Discussed risks of mixing medications with OTC drugs, herbal, alcohol/illegal drugs. Instructed to avoid this practice. Encouraged abstinence. Discussed how drugs/alcohol affect mental health, physical health, sleep architecture.

Initiation of (list out any medication and why prescribed, any therapy services or referrals to specialist):

Client was encouraged to continue with case management and/or therapy services (if not provided by you)

Client has emergency numbers:  Emergency Services 911, the  Client’s Crisis Line 1-800-_______. Client instructed to go to nearest ER or call 911 if they become actively suicidal and/or homicidal. (only if you or preceptor provided them)

Reviewed hospital records/therapist records for collaborative information; Reviewed PMP report (only if actually completed)

Time allowed for questions and answers provided. Provided supportive listening. Client appeared to understand discussion. Client is amenable with this plan and agrees to follow treatment regimen as discussed. (this relates to informed consent; you will need to assess their understanding and agreement)

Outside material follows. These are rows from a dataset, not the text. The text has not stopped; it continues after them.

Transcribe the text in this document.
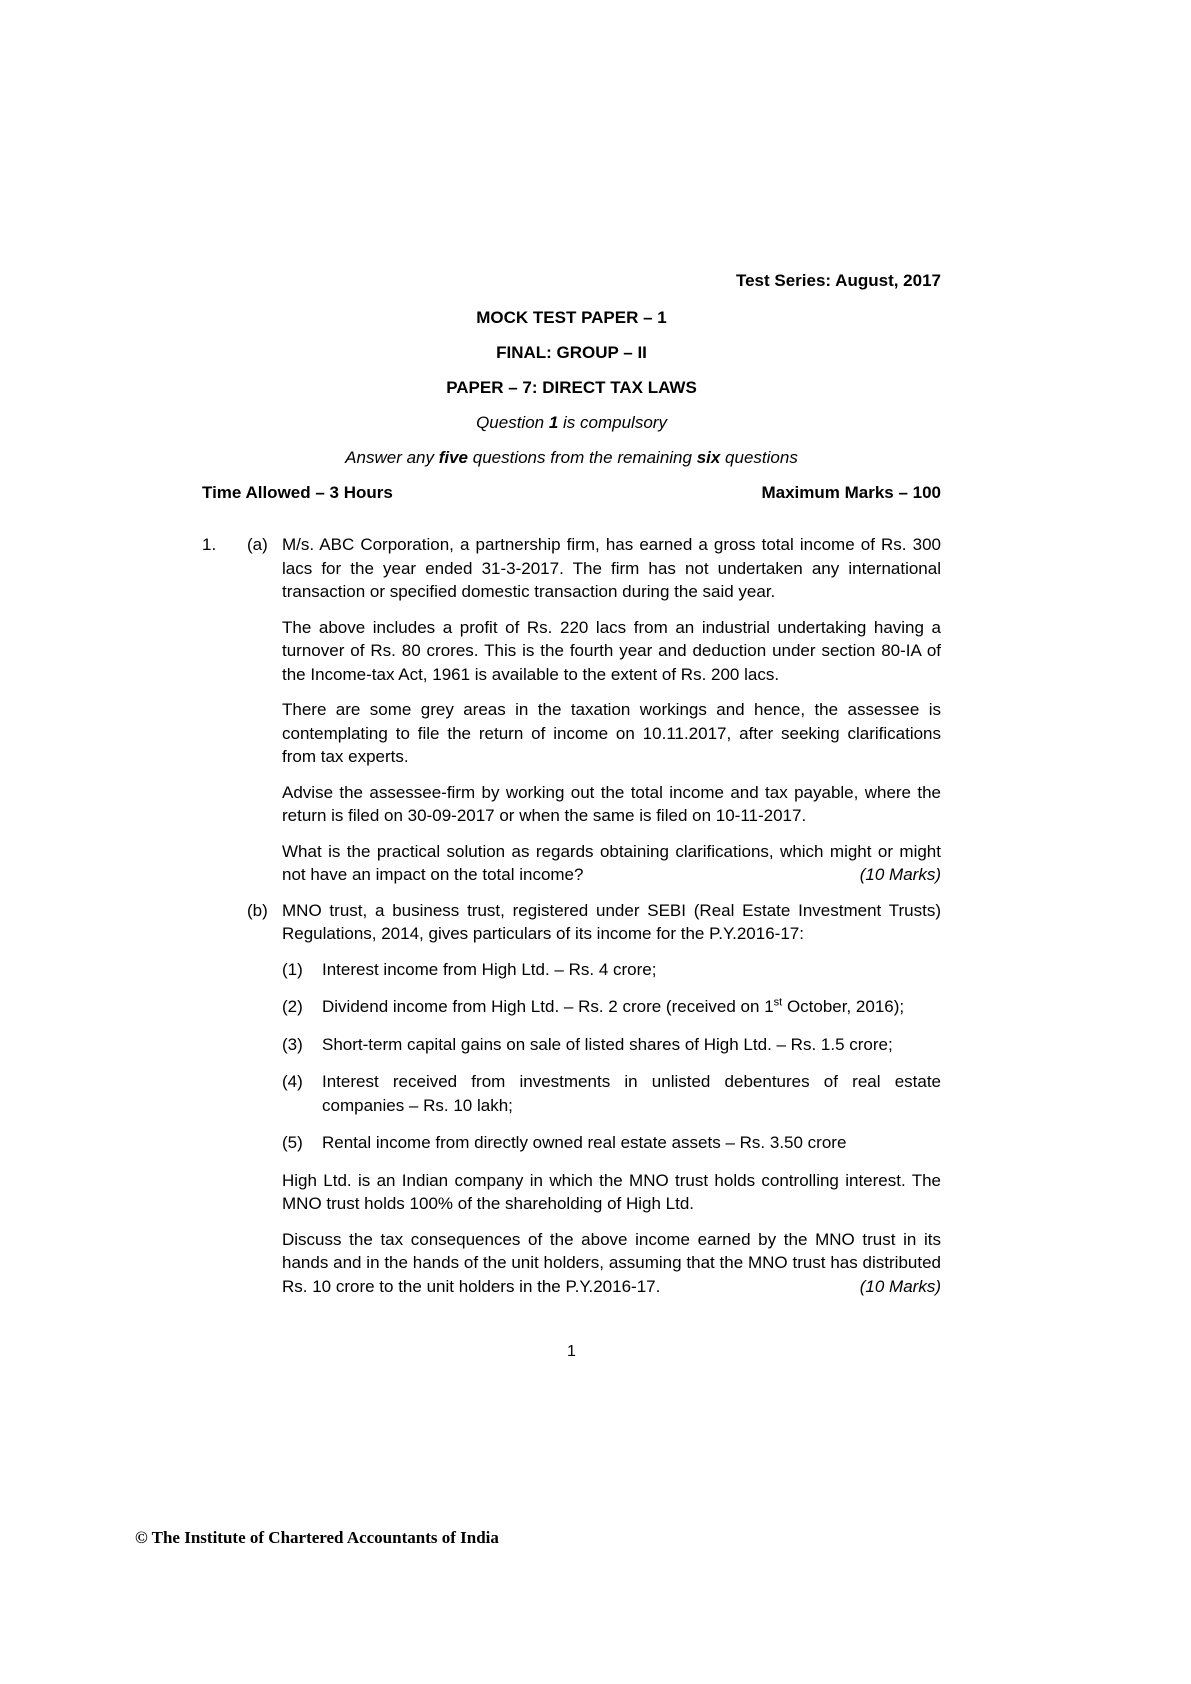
Test Series: August, 2017
MOCK TEST PAPER – 1
FINAL: GROUP – II
PAPER – 7: DIRECT TAX LAWS
Question 1 is compulsory
Answer any five questions from the remaining six questions
Time Allowed – 3 Hours	Maximum Marks – 100
1.	(a) M/s. ABC Corporation, a partnership firm, has earned a gross total income of Rs. 300 lacs for the year ended 31-3-2017. The firm has not undertaken any international transaction or specified domestic transaction during the said year.

The above includes a profit of Rs. 220 lacs from an industrial undertaking having a turnover of Rs. 80 crores. This is the fourth year and deduction under section 80-IA of the Income-tax Act, 1961 is available to the extent of Rs. 200 lacs.

There are some grey areas in the taxation workings and hence, the assessee is contemplating to file the return of income on 10.11.2017, after seeking clarifications from tax experts.

Advise the assessee-firm by working out the total income and tax payable, where the return is filed on 30-09-2017 or when the same is filed on 10-11-2017.

What is the practical solution as regards obtaining clarifications, which might or might not have an impact on the total income?	(10 Marks)

(b) MNO trust, a business trust, registered under SEBI (Real Estate Investment Trusts) Regulations, 2014, gives particulars of its income for the P.Y.2016-17:

(1)	Interest income from High Ltd. – Rs. 4 crore;
(2)	Dividend income from High Ltd. – Rs. 2 crore (received on 1st October, 2016);
(3)	Short-term capital gains on sale of listed shares of High Ltd. – Rs. 1.5 crore;
(4)	Interest received from investments in unlisted debentures of real estate companies – Rs. 10 lakh;
(5)	Rental income from directly owned real estate assets – Rs. 3.50 crore

High Ltd. is an Indian company in which the MNO trust holds controlling interest. The MNO trust holds 100% of the shareholding of High Ltd.

Discuss the tax consequences of the above income earned by the MNO trust in its hands and in the hands of the unit holders, assuming that the MNO trust has distributed Rs. 10 crore to the unit holders in the P.Y.2016-17.	(10 Marks)

1
© The Institute of Chartered Accountants of India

Follow up with PCP as needed and/or for:

Labs ordered and/or reviewed (write out what diagnostic test ordered, rationale for ordering, and if discussed fasting/non fasting or other patient education)

Return to clinic:

Continued treatment is medically necessary to address chronic symptoms, improve functioning, and prevent the need for a higher level of care.

References (move to begin on next page)

You are required to include at least three evidence-based, peer-reviewed journal articles or evidenced-based guidelines which relate to this case to support your diagnostics and differentials diagnoses. Be sure to use correct APA 7th edition formatting.